Get paid to own the mall
Now that we’ve established Canadian malls aren’t about to be abandoned en masse, we can look at Them as an attractive investment option.
One of Canada’s largest owners of retail property is Smart REIT (TSX:SRU.UN), which has partnered with Wal-Mart to be one of its main landlords here in Canada. Smart owns 150 properties across Canada with the majority in Ontario. Approximately 70% are anchored or shadow anchored by a Wal-Mart. The behemoth from Arkansas accounts for just under 30% of Smart’s revenue.
Smart’s relationship with Wal-Mart is a huge plus. The world’s largest retailer attracts mountains of foot traffic. Other stores — even ones that compete directly with Wal-Mart — are attracted to this. It’s the main reason why Smart has an occupancy ratio over 98%, which is far higher than any of its peers.
Smart also pays a 5.2% dividend and has raised its payout each of the last three years.

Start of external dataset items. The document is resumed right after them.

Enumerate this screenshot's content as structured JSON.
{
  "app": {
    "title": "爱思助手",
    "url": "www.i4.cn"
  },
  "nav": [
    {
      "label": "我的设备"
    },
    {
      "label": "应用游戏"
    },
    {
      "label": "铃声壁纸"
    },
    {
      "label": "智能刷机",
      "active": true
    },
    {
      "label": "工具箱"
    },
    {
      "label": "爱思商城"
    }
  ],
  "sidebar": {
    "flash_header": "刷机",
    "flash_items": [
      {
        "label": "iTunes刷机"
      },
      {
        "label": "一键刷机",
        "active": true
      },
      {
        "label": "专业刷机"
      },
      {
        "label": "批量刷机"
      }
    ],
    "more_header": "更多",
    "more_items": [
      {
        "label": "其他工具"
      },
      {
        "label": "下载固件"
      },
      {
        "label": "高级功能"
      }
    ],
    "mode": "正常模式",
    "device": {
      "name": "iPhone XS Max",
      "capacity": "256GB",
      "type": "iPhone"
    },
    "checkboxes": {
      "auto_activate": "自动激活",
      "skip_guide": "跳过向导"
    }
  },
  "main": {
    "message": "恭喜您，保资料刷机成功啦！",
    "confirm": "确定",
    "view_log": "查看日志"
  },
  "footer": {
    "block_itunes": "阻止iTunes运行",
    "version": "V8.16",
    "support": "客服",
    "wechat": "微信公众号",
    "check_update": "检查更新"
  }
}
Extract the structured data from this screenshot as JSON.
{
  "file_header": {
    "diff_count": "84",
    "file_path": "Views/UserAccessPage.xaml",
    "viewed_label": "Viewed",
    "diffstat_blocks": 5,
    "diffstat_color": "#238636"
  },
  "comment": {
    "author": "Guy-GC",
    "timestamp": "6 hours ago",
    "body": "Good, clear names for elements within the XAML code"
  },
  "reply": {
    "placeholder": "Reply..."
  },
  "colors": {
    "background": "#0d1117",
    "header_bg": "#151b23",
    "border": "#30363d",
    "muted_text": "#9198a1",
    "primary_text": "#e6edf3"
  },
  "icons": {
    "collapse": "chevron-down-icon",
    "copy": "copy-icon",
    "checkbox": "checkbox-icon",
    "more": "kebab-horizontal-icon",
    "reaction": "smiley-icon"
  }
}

Another interesting REIT with exposure to shopping malls is Morguard Real Estate Inv. (TSX:MRT.UN). Although it’s not a pure play on malls, approximately five million of the REIT’s 8.5 million square feet of gross leasable space is retail.
Morguard REIT trades at a substantial discount to its book value, pays an attractive 6.1% yield, and should benefit from Alberta’s economy getting stronger. Much of its retail assets are located in the province.
The bottom line
Many of Canada’s retail REITs have provided a steady stream of income to investors for years now. Even though the internet is changing the retail landscape as we know it, Canada’s shopping malls are doing a nice job adapting. This will ensure investors can count on those attractive dividends for many more years to come.